When a robot arm performs a hybrid task, it applies specified forces to a fixed surface or mechanism while moving along a prescribed path. To control simultaneously the contact force and the arm position, three generic feedback control schemes have been proposed in the literature. This thesis investigates the stability of these 'hybrid controls' in the presence of joint compliance and contact compliance. While it is well known that compliance produces instability in robots that use force feedback, it is shown in this thesis that compliance can destabilize certain hybrid control even when force feedback is not used. First it is proved that each hybrid control is exponentially stable when no compliance is present. Then two of the controls are shown to be unstable when compliance is introduced, while the third control is proved exponentially stable with joint compliance, contact compliance or both sources present. A novel hybrid control is proposed that achieves exponential tracking when applied to rigid systems as well as exponential stability in the presence of compliance. A general theoretical connection is made between exponential stability and trajectory tracking. The concept of hybrid control is demonstrated on a 3-degree-of-freedom experimental manipulator performing a writing task.

The stability analyses presented in this thesis pertain to robots in contact with arbitrary holonomic constraints.
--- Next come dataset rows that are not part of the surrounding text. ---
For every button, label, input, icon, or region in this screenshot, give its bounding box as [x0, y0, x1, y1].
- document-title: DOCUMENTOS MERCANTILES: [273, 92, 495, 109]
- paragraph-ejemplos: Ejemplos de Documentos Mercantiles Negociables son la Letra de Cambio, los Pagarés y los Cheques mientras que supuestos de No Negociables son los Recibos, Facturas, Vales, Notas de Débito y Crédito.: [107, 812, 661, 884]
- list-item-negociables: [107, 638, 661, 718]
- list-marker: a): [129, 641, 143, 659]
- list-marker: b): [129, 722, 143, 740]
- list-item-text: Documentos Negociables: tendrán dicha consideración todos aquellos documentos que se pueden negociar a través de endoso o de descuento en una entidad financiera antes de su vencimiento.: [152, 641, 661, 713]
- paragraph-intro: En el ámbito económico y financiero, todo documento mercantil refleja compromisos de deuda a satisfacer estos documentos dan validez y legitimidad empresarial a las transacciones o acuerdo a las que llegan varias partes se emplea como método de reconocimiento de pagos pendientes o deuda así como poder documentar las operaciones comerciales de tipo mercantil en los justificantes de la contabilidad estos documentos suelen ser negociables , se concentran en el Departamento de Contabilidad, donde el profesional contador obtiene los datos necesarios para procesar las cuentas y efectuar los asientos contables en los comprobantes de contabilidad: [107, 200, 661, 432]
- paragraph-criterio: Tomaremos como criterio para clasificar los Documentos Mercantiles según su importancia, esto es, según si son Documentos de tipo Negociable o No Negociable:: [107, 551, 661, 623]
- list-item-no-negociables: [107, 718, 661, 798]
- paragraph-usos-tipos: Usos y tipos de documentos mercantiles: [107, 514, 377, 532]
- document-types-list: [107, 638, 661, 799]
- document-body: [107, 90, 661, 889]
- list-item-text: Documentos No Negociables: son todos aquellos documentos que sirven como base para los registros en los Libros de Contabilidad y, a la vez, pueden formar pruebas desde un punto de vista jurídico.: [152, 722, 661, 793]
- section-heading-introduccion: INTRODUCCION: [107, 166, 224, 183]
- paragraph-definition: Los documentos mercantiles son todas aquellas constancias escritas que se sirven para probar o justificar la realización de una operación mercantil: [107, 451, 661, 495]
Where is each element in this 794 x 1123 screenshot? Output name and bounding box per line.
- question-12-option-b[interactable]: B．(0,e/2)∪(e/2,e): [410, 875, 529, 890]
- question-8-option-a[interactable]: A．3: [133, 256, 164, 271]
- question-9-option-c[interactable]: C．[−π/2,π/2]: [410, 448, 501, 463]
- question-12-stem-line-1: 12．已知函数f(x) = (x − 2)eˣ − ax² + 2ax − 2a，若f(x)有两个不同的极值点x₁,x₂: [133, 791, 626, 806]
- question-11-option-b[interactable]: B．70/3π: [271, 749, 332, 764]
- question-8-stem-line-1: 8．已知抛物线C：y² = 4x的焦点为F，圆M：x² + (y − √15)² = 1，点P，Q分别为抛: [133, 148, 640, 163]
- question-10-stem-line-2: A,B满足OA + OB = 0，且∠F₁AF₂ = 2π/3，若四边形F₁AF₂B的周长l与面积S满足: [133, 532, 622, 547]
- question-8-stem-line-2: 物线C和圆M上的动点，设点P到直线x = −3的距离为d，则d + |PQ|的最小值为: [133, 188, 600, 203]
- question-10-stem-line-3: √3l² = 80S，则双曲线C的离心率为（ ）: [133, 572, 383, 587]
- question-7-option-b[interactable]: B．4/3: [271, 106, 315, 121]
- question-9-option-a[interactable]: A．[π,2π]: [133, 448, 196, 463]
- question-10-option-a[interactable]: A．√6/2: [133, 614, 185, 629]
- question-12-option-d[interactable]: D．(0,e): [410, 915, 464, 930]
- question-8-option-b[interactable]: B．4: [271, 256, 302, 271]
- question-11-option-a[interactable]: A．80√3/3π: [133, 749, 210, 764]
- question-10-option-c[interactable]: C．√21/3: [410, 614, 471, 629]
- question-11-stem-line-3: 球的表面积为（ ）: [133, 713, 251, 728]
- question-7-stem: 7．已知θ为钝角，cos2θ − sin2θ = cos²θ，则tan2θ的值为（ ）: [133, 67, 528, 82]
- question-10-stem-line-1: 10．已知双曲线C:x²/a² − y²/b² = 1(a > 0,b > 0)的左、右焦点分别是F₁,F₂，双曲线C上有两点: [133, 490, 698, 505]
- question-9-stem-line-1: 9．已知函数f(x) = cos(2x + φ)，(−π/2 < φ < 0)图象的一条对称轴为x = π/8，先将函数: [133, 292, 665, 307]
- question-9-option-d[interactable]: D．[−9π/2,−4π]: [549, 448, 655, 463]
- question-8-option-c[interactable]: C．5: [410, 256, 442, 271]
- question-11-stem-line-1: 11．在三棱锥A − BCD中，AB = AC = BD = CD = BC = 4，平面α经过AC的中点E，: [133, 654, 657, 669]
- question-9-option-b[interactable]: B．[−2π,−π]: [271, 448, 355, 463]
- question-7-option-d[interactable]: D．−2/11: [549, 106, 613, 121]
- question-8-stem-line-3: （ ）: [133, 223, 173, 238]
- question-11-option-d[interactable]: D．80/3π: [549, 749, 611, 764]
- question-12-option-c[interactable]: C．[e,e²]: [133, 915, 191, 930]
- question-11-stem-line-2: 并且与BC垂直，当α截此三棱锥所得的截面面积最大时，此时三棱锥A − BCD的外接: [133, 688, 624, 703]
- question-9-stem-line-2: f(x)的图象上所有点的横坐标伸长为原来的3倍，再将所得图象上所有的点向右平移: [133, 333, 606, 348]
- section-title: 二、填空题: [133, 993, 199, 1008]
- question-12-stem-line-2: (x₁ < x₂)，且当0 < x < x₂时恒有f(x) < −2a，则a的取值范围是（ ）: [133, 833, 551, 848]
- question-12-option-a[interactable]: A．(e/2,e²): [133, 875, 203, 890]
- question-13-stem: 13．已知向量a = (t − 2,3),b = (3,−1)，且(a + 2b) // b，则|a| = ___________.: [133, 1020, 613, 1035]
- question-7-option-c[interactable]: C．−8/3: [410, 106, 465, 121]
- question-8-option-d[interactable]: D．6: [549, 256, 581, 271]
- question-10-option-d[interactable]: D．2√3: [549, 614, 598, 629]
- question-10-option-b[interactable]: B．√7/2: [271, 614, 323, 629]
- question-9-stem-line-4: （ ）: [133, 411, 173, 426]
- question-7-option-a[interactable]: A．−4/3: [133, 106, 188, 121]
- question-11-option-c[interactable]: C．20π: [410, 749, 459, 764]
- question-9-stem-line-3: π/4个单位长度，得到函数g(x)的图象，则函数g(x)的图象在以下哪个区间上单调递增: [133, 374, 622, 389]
It is shown that Raibert and Craig's established method for hybrid task specification applied to only a subset of these constraints. Theoretical justification is provided for Yoshikawa's more general method for specifying hybrid tasks. This development effectively extends to scope of previously proposed hybrid controls to arbitrary holonomic constraints. It is proved that one of these hybrid controls is identical to a control proposed by McClamroch and Wang for holonomically constrained robots.